Bank of England
Reuters

The managing director of the payment system, which has processed one quadrillion (£1,000,000,000,000,000) pounds since 2011, has urged customers to "speak to their own bank" while it works with the Bank of England to bring the platform back online.

In a statement sent to IBTimes UK, Chaps' managing director Phil Kenworthy said: "Chaps is currently unable to process payments. This is due to the BoE temporarily pausing the RTGS settlement system to resolve a technical issue.

"Chaps is currently liaising with the Bank of England who are working hard to resolve the issue – which means payments submitted today will be processed. Chaps will be extending its operational day to enable its Participants to submit and receive Chaps payment instructions later than normal.

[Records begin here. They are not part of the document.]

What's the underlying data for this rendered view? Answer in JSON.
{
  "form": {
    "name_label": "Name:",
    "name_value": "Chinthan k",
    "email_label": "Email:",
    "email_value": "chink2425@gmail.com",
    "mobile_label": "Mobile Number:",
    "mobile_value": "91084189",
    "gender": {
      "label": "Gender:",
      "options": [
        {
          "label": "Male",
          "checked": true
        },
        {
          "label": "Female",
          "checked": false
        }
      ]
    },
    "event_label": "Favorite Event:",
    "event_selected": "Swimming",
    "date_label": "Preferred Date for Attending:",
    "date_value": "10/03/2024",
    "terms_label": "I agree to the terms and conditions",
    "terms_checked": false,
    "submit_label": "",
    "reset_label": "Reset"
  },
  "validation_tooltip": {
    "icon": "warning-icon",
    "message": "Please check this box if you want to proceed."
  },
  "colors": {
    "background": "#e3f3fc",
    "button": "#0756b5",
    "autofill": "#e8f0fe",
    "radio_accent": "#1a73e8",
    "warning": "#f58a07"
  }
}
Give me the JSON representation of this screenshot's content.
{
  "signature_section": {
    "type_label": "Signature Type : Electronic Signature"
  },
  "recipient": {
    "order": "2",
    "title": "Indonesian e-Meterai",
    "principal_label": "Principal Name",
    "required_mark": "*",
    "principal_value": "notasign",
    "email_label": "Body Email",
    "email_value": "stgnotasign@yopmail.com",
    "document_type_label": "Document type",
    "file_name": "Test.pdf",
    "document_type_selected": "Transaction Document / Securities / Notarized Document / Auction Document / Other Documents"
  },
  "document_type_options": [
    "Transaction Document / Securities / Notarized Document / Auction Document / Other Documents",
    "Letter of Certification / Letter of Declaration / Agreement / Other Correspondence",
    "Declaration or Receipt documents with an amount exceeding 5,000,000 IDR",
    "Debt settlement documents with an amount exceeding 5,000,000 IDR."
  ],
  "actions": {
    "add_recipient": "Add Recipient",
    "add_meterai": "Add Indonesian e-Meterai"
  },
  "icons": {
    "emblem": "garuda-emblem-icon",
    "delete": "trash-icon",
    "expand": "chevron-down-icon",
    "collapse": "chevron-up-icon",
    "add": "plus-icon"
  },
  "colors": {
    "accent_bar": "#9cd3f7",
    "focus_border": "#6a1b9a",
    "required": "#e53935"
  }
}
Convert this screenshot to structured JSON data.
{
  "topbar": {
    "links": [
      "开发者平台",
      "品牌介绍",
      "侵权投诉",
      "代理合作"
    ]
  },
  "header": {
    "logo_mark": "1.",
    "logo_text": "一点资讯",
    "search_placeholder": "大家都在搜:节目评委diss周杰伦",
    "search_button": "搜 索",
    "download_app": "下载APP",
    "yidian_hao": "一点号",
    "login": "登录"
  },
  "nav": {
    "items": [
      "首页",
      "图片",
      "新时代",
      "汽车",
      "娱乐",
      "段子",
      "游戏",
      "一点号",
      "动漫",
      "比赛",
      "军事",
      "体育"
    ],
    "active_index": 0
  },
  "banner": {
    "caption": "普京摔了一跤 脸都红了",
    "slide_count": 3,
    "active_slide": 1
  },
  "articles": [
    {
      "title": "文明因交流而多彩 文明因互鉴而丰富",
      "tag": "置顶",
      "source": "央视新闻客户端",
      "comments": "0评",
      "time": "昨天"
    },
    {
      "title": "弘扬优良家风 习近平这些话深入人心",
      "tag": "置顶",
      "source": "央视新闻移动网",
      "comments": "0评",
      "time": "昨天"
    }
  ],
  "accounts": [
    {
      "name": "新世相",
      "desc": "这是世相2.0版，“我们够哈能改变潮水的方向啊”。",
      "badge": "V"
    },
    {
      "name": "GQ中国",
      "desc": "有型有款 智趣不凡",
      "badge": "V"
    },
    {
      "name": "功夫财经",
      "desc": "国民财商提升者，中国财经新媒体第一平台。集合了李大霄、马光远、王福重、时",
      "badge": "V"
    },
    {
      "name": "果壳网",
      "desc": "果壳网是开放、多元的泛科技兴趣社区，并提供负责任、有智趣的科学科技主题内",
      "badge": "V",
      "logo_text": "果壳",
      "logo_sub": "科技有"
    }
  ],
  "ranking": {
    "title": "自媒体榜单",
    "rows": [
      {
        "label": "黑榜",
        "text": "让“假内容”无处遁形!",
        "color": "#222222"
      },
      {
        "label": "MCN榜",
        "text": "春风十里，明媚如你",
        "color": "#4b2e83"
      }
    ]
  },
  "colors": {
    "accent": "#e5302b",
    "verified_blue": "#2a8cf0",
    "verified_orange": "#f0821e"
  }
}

Almost 80% of Chaps payments (by value) are wholesale financial payments – both domestic and cross-border. Any customer who is waiting for a Chaps payment to settle today should speak to their own bank."

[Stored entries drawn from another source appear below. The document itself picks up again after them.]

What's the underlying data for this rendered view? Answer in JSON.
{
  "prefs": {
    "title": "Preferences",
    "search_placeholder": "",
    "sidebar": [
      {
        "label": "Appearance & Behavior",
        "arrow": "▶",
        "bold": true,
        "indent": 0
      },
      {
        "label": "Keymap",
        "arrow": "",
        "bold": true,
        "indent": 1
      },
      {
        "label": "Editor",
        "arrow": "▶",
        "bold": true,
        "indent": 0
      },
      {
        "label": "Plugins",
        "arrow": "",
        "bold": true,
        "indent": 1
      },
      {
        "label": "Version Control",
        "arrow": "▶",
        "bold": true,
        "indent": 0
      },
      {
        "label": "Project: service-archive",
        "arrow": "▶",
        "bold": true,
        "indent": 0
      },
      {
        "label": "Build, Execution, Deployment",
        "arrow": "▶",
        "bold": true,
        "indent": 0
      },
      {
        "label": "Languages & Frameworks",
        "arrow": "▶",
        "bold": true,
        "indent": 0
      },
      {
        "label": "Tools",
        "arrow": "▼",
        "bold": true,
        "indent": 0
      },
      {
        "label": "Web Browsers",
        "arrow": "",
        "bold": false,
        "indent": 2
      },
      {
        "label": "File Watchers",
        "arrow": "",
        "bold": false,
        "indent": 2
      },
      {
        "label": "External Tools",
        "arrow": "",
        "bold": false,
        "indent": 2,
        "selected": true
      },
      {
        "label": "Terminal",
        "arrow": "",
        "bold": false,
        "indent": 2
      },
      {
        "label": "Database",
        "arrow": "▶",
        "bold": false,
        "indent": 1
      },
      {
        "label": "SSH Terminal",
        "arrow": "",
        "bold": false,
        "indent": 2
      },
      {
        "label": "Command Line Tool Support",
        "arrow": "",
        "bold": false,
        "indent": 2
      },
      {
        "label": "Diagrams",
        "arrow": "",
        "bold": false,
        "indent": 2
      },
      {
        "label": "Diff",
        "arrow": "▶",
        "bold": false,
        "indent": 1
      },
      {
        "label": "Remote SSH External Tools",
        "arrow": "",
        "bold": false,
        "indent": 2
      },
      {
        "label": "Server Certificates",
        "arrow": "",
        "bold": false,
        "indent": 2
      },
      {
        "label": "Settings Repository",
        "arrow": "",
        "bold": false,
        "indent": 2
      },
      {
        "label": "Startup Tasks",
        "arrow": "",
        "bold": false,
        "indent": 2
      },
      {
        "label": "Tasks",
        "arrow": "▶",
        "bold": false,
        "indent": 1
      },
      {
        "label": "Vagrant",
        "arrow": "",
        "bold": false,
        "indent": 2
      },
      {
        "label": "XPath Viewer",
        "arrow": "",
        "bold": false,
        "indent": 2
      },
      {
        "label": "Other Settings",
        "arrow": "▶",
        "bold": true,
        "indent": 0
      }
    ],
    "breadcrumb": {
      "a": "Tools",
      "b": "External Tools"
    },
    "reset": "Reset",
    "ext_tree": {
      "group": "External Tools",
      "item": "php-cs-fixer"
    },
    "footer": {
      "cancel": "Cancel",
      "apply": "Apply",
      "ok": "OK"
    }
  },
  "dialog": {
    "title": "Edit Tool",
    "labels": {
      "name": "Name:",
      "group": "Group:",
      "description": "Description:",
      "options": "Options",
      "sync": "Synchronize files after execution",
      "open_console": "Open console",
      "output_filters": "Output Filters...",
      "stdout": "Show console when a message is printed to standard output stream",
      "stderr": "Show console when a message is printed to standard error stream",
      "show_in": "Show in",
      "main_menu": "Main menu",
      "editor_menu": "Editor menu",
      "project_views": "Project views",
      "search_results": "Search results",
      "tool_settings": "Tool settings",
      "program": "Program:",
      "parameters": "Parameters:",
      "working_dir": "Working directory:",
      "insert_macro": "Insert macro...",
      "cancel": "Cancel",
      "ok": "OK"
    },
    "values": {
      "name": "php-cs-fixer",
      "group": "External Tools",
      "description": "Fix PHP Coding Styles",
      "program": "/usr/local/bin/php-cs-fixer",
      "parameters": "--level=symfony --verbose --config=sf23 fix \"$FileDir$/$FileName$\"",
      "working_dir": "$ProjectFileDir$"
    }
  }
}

Britons buying or selling a house or making large payments via the Chaps system will be severely affected by the Bank of England's "technical issue" that has stopped funds being moved since 0600 BST on 20 October.

The Clearing House Automated Payment System – more commonly known as Chaps- is a UK payments scheme that processes and settles both systemically important and time-dependent payments in sterling.

Last year, over £70tn (€88tn, $113tn) was processed on the platform and, as of July 2011, the total value processed since the start of Chaps exceeded one quadrillion pounds.

People purchasing or selling a home usually use the system, via their conveyance solicitors, to transfer large amount of cash to sellers, the mortgage lenders and lawyers.